On the lonely stretch after Mikkeli I settle into a rhythm of pedaling continuously and shifting occasionally and drinking regularly. The road is smooth and has some minor rises but no downhills. I know it climbs very slowly but really cannot see this readily. The lack of interesting scenery and the monotony of effort make me drift into a meditative state where my mind wanders, severed of but in command of the obedient body, which really is flesh and steel in perfect union. I only need to think, power up, and it is so. Then, a rest area attracts me. My stomach is bothering me and I think I did not dilute the sports drink enough. I have some bananas and watch a strong dark current of water until a cloud of mosquitoes drives me away.

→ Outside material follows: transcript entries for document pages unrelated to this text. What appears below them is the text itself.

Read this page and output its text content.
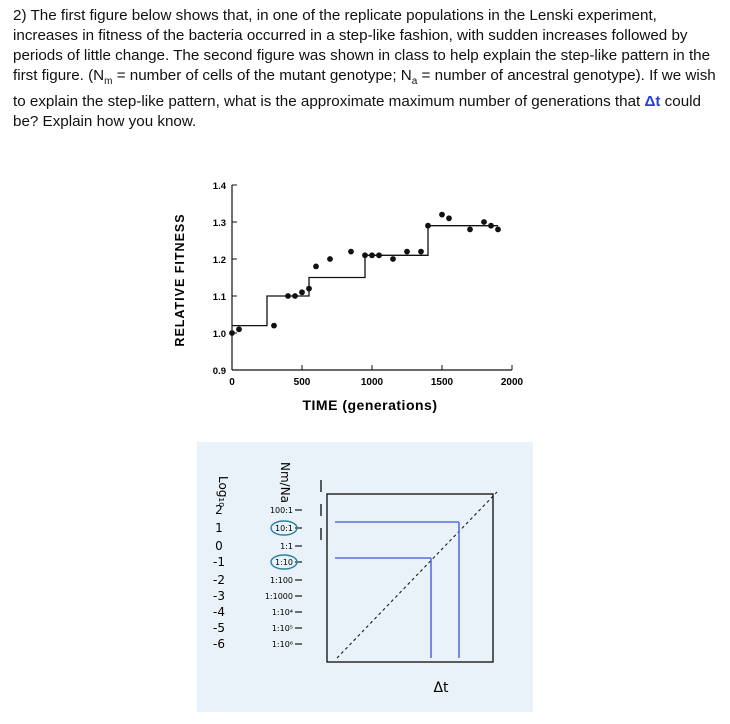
2) The first figure below shows that, in one of the replicate populations in the Lenski experiment, increases in fitness of the bacteria occurred in a step-like fashion, with sudden increases followed by periods of little change. The second figure was shown in class to help explain the step-like pattern in the first figure. ($N_m$ = number of cells of the mutant genotype; $N_a$ = number of ancestral genotype). If we wish to explain the step-like pattern, what is the approximate maximum number of generations that Δt could be? Explain how you know.

0.9
1.0
1.1
1.2
1.3
1.4
0	500	1000	1500	2000
RELATIVE FITNESS
TIME (generations)
2
1
0
-1
-2
-3
-4
-5
-6
100:1
10:1
1:1
1:10
1:100
1:1000
1:10⁴
1:10⁵
1:10⁶
Log₁₀	Nm/Na
Δt
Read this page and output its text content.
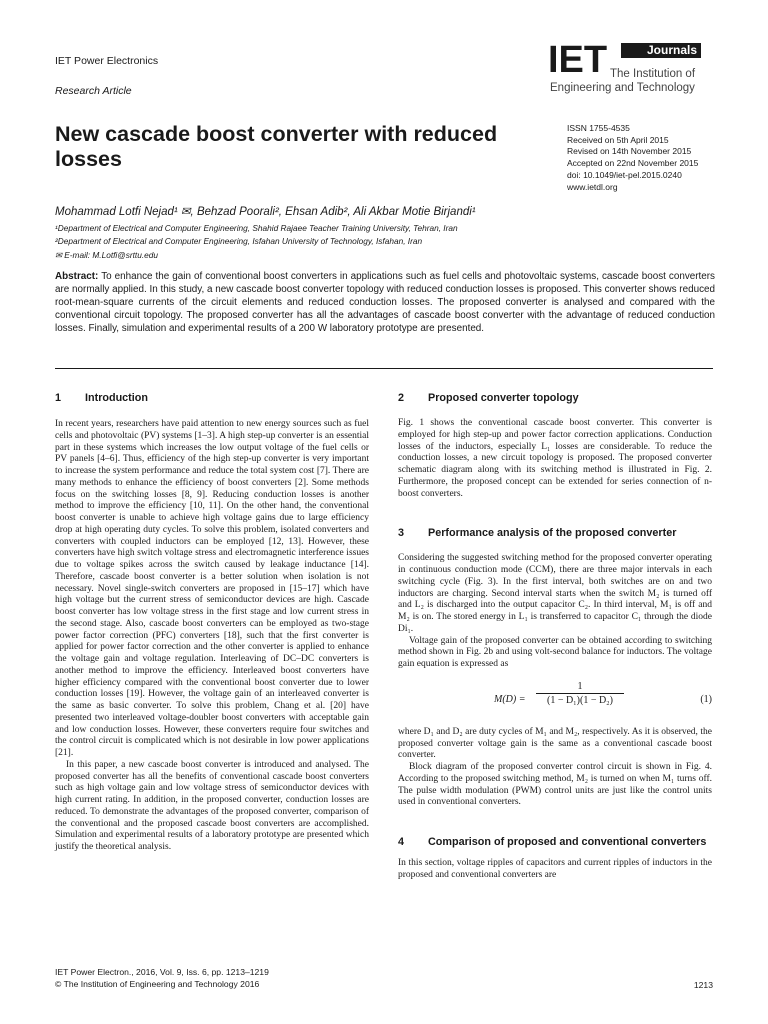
IET Power Electronics
Research Article
IET	Journals
The Institution of
Engineering and Technology
New cascade boost converter with reduced losses
ISSN 1755-4535
Received on 5th April 2015
Revised on 14th November 2015
Accepted on 22nd November 2015
doi: 10.1049/iet-pel.2015.0240
www.ietdl.org
Mohammad Lotfi Nejad¹ ✉, Behzad Poorali², Ehsan Adib², Ali Akbar Motie Birjandi¹
¹Department of Electrical and Computer Engineering, Shahid Rajaee Teacher Training University, Tehran, Iran
²Department of Electrical and Computer Engineering, Isfahan University of Technology, Isfahan, Iran
✉ E-mail: M.Lotfi@srttu.edu
Abstract: To enhance the gain of conventional boost converters in applications such as fuel cells and photovoltaic systems, cascade boost converters are normally applied. In this study, a new cascade boost converter topology with reduced conduction losses is proposed. This converter shows reduced root-mean-square currents of the circuit elements and reduced conduction losses. The proposed converter is analysed and compared with the conventional circuit topology. The proposed converter has all the advantages of cascade boost converter with the advantage of reduced conduction losses. Finally, simulation and experimental results of a 200 W laboratory prototype are presented.
1	Introduction

In recent years, researchers have paid attention to new energy sources such as fuel cells and photovoltaic (PV) systems [1–3]. A high step-up converter is an essential part in these systems which increases the low output voltage of the fuel cells or PV panels [4–6]. Thus, efficiency of the high step-up converter is very important to increase the system performance and reduce the total system cost [7]. There are many methods to enhance the efficiency of boost converters [2]. Some methods focus on the switching losses [8, 9]. Reducing conduction losses is another method to improve the efficiency [10, 11]. On the other hand, the conventional boost converter is unable to achieve high voltage gains due to large efficiency drop at high operating duty cycles. To solve this problem, isolated converters and converters with coupled inductors can be employed [12, 13]. However, these converters have high switch voltage stress and electromagnetic interference issues due to voltage spikes across the switch caused by leakage inductance [14]. Therefore, cascade boost converter is a better solution when isolation is not necessary. Novel single-switch converters are proposed in [15–17] which have high voltage but the current stress of semiconductor devices are high. Cascade boost converter has low voltage stress in the first stage and low current stress in the second stage. Also, cascade boost converters can be employed as two-stage power factor correction (PFC) converters [18], such that the first converter is applied for power factor correction and the other converter is applied to enhance the voltage gain and voltage regulation. Interleaving of DC–DC converters is another method to improve the efficiency. Interleaved boost converters have higher efficiency compared with the conventional boost converter due to lower conduction losses [19]. However, the voltage gain of an interleaved converter is the same as basic converter. To solve this problem, Chang et al. [20] have presented two interleaved voltage-doubler boost converters with acceptable gain and low conduction losses. However, these converters require four switches and the control circuit is complicated which is not desirable in low power applications [21].

In this paper, a new cascade boost converter is introduced and analysed. The proposed converter has all the benefits of conventional cascade boost converters such as high voltage gain and low voltage stress of semiconductor devices with high current rating. In addition, in the proposed converter, conduction losses are reduced. To demonstrate the advantages of the proposed converter, comparison of the conventional and the proposed cascade boost converters are accomplished. Simulation and experimental results of a laboratory prototype are presented which justify the theoretical analysis.

2	Proposed converter topology

Fig. 1 shows the conventional cascade boost converter. This converter is employed for high step-up and power factor correction applications. Conduction losses of the inductors, especially L₁ losses are considerable. To reduce the conduction losses, a new circuit topology is proposed. The proposed converter schematic diagram along with its switching method is illustrated in Fig. 2. Furthermore, the proposed concept can be extended for series connection of n-boost converters.

3	Performance analysis of the proposed converter

Considering the suggested switching method for the proposed converter operating in continuous conduction mode (CCM), there are three major intervals in each switching cycle (Fig. 3). In the first interval, both switches are on and two inductors are charging. Second interval starts when the switch M₂ is turned off and L₂ is discharged into the output capacitor C₂. In third interval, M₁ is off and M₂ is on. The stored energy in L₁ is transferred to capacitor C₁ through the diode Di₁.

Voltage gain of the proposed converter can be obtained according to switching method shown in Fig. 2b and using volt-second balance for inductors. The voltage gain equation is expressed as

$M(D) = \frac{1}{\text{(1 − D₁)(1 − D₂)}}$	(1)

where D₁ and D₂ are duty cycles of M₁ and M₂, respectively. As it is observed, the proposed converter voltage gain is the same as a conventional cascade boost converter.

Block diagram of the proposed converter control circuit is shown in Fig. 4. According to the proposed switching method, M₂ is turned on when M₁ turns off. The pulse width modulation (PWM) control units are just like the control units used in conventional converters.

4	Comparison of proposed and conventional converters

In this section, voltage ripples of capacitors and current ripples of inductors in the proposed and conventional converters are

IET Power Electron., 2016, Vol. 9, Iss. 6, pp. 1213–1219
© The Institution of Engineering and Technology 2016	1213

A guy in his seventies on a shiny new clunker stops by and we exchange pleasant words about the salutary effect of bicycling. Forward, into the cycling dreamland again. I feel inexplicably strong and develop an illusion of untiring legs doing my mind's bidding for evermore. I am startled back into reality by the passing family vehicle. We have a brief chat at a bus stop. I take a break inside a gas station at Hankasalmi for some tea and liquids. It is getting cooler now, at 22:00, and I add a thin woolen layer.
The monotony of terrain goes on: spruces, pines, grass, ditch, road. And the road still rises ever so slightly. I begin to feel chilly and stop at a sheltered rest area to put on dry socks and a wind-breaking attire. I force down a banana while mosquitoes feast on me. At last I make it to the top of a certain hill and can see ahead: woodland as far as the horizon. Here the road goes down and I enjoy not having to pedal. I cross into the province of Central Finland and have a treat, freshly paved road that is perfectly smooth and devoid of motor traffic. I make good progress on the familiar road that is now level, on an average. That is, until the intersection of highway 9, where I turn west to Jyvaeskylae. The fun is over and fatigue creeps in. The legs are tired, the head aches from too much sunlight. I count each hill as I grind them up. The sky bathes in delicate hues of blue and orange, reflected on the lakes. It is past 24:00, the sun has set more than an hour ago. As the dusk advances I sit down for five minutes in the suburbs and deem it best to turn on my lights to be more visible to others. Bike paths are nearly empty, although a teetering drunkard forces me to jump on the street on a fast downhill. Almost home, a moped with no lights and illegally on the path manages to annoy me. Back at home it is 1:27, the temperature 16C (61F).
The distance was 239 km, total time 13:15, average speed 18,0 km/h. Rolling time was 10:45 and average speed 22,2 km/h. All sorts of junk eaten, a lot of liquid drunk.